It's not a good benchmark, but it took 2.5 seconds to run for CPython, 0.13 seconds for PyPy and 13 seconds for my interpreter. On the retrospect, it demonstrates advantages of iterators.

I also tried it in C, but apparently for C it's not a problem because it exits instantly even without optimization flags:

#include <stdio.h>

int main() {
    long i, j, k;
    long res;
    while(i < 5000000) {
        while(j < 5000000) {
            while(k < 5000000) {
                res = i+j*k;
                if (res < 0) printf("plop\n");
                k+=1;
            }
            j+=1;
        }
        i+=1;
    }
    return 0;
}

Unfortunately it demonstrates advantages of brevity. The slower and corrected variation of this same code takes 40ms on -O0, 20ms on -O1, 2ms on -O2. The -O2 likely just optimizes the whole thing away and results in empty program.

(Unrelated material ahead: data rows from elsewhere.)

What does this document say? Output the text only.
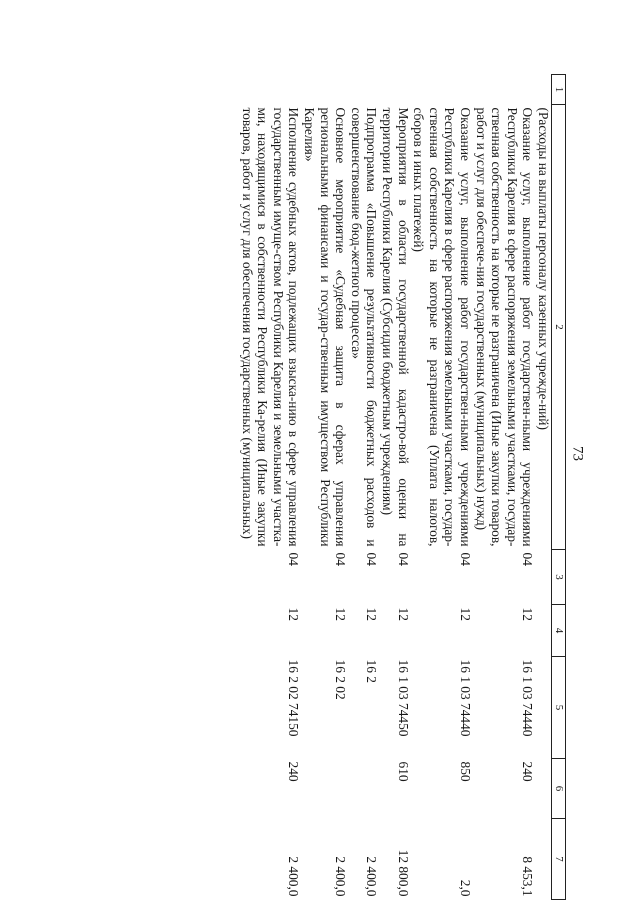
73
1	2	3	4	5	6	7
	(Расходы на выплаты персоналу казенных учрежде-ний)					
	Оказание услуг, выполнение работ государствен-ными учреждениями Республики Карелия в сфере распоряжения земельными участками, государ-ственная собственность на которые не разграничена (Иные закупки товаров, работ и услуг для обеспече-ния государственных (муниципальных) нужд)	04	12	16 1 03 74440	240	8 453,1
	Оказание услуг, выполнение работ государствен-ными учреждениями Республики Карелия в сфере распоряжения земельными участками, государ-ственная собственность на которые не разграничена (Уплата налогов, сборов и иных платежей)	04	12	16 1 03 74440	850	2,0
	Мероприятия в области государственной кадастро-вой оценки на территории Республики Карелия (Субсидии бюджетным учреждениям)	04	12	16 1 03 74450	610	12 800,0
	Подпрограмма «Повышение результативности бюджетных расходов и совершенствование бюд-жетного процесса»	04	12	16 2		2 400,0
	Основное мероприятие «Судебная защита в сферах управления региональными финансами и государ-ственным имуществом Республики Карелия»	04	12	16 2 02		2 400,0
	Исполнение судебных актов, подлежащих взыска-нию в сфере управления государственным имуще-ством Республики Карелия и земельными участка-ми, находящимися в собственности Республики Ка-релия (Иные закупки товаров, работ и услуг для обеспечения государственных (муниципальных)	04	12	16 2 02 74150	240	2 400,0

On CPython the above benchmark stresses dictionary lookup and function call dispatchs. It has that optimized, I'd imagine as good as they can get. But why pyllisp is more than 5 times slower than python in this benchmark? By quick glance into the source I would guess it's because pyllisp is interpreting from a control flow graph in memory. I don't know either how RPython compiled C compares to hand-written C.

Enabling JIT

If you've got an interpreter written in RPython, you're few lines away from having a JIT. How to get that has been explained in the pypy status blog.

After compiling with rpython --translation-jit main.py, it goes through the benchmark in 6 seconds. That's twice faster than where we started from. I'd guess it manages to avoid some calls and memory allocations inside the loops.

To help optimizing it further, RPython provides a trace log about how JIT transforms the code:

PYPYLOG=jit-log-opt:logfile ./main-c benchmarks/addmul_loop

This trace reveals what extra JIT is compiling in aside the actual computation going on in the program.

Immutable Fields

The trace log revealed that JIT was reading fields in the control flow graph, although the control flow doesn't change when JIT is running. To communicate this detail about those nodes, we can declare those fields immutable using _immutable_fields_ -parameter:

class Call(ValuedOp):
    _immutable_fields_ = ['callee', 'args[*]']
    def __init__(self, callee, args):
        self.callee = callee
        self.args = args[:]

The brackets and stars -notation mean that the value is a list or a dict that doesn't change its contents.

Another thing I noticed is that my interpreter was treating interface in my objects as a mutable value, although it's a constant pointing to the type information of that object. Using _attrs_ -parameter took care of that problem:

class Integer(Object):
    _immutable_fields_ = ['value']
    _attrs_ = ['value']
    def __init__(self, value):
        self.value = value

An additional advantage here is that the compiler itself were more aware about what the objects are. It pointed out several possible issues, where the program could have crashed.

These optimizations shaved about 2 seconds from the time our interpreter spent in the benchmark.

Promote

jit.promote allows to add a guard around the value. Afterwards the JIT expects that the value is a constant in the trace. Knowing that something appears often as a constant allows the JIT to optimizations based on the value.

Elidables

The second thing our trace log shown is that we're doing lots of global value lookups. It's similar to what CPython is doing. It can't complete faster because it's constantly looking up names from the dictionary entries.

At a glance there would be nothing we can do about it because we have to lookup those values from the global module space. Otherwise we can't change values inside our modules.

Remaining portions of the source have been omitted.